Triple red at five mana on a sorcery that does nothing against half the decks in the format is not a maindeck card, and TMT does not bend that math. The artifact density at common is real but uneven: Bespoke Bō and Novel Nunchaku show up, Food tokens drift in from the BG and Mardu pizza shells, and the occasional Sneak payoff carries an artifact rider. None of that adds up to a board state where untapping and hasting every artifact your opponents control swings a game. Worse, the untap clause does most of nothing in this set: equipment does not tap to apply its bonus, and stealing an equipment for a turn does not pull it off their creature or attach it to yours, since you would still owe the equip cost. The clause earns its keep only against mana rocks and tap-to-activate artifacts, which TMT commons rarely supply in number.

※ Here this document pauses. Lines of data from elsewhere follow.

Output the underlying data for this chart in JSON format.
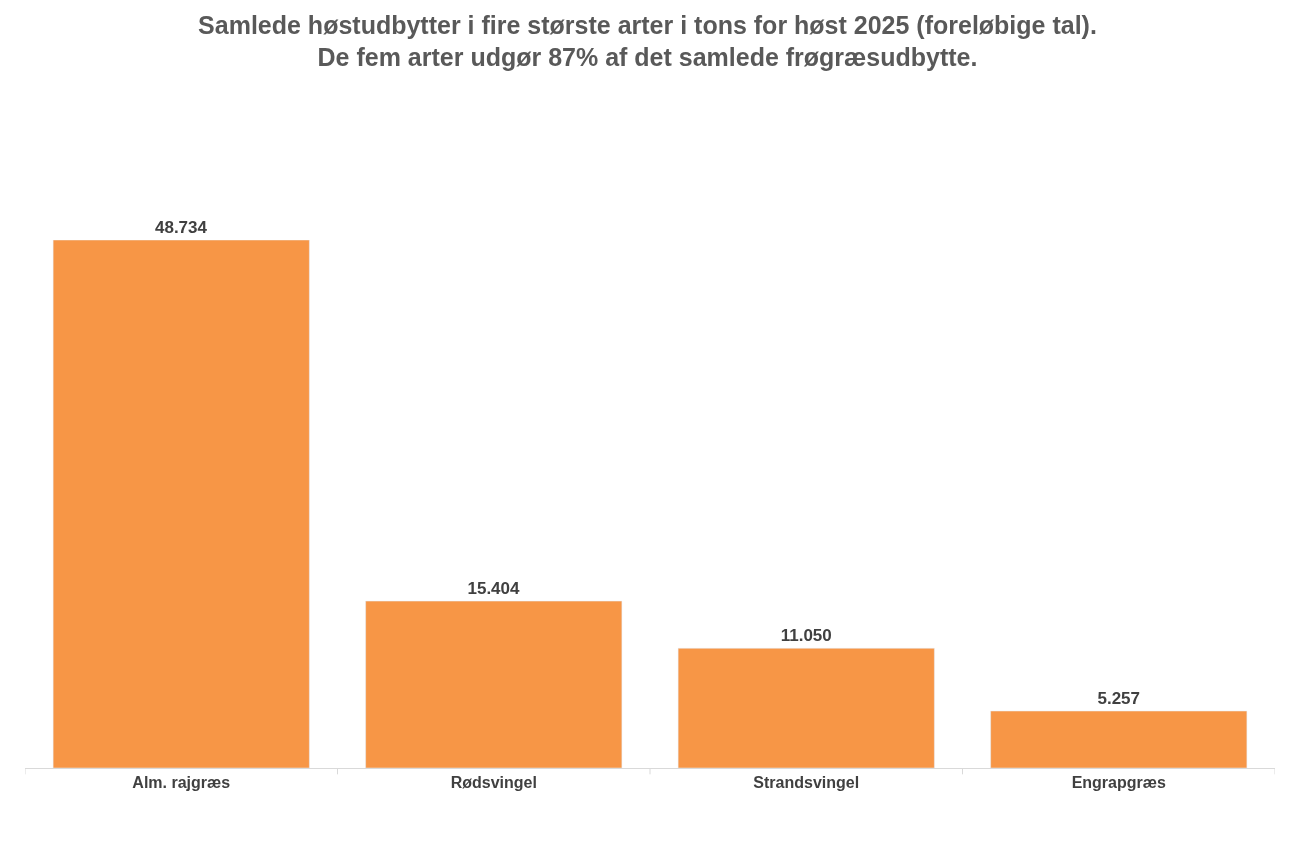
{
  "chart_data": {
    "type": "bar",
    "title": "Samlede høstudbytter i fire største arter i tons for høst 2025 (foreløbige tal).\nDe fem arter udgør 87% af det samlede frøgræsudbytte.",
    "categories": [
      "Alm. rajgræs",
      "Rødsvingel",
      "Strandsvingel",
      "Engrapgræs"
    ],
    "values": [
      48734,
      15404,
      11050,
      5257
    ],
    "value_labels": [
      "48.734",
      "15.404",
      "11.050",
      "5.257"
    ],
    "color": "#f79646",
    "tick_labels": "x"
  }
}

The sideboard case exists and is narrow. UR Sneak builds lean on artifact threats more than other pairs, and that is the one matchup where untapping a couple of activated artifacts can buy a real turn. Even there the triple-red cost gates it out of anything not base-red with real commitment, and base-red decks want Bot Bashing Time and Shredder's Revenge ahead of a conditional swing that whiffs game one.
Pick it P3 wheel or later, a flex sideboard slot for mono-red drafters who expect a heavy artifact UR opponent and can spare the room. For everyone else it is a binder card. The fantasy of seizing a Turtle's arsenal is loud; the format does not assemble that board often enough to maindeck the answer to it.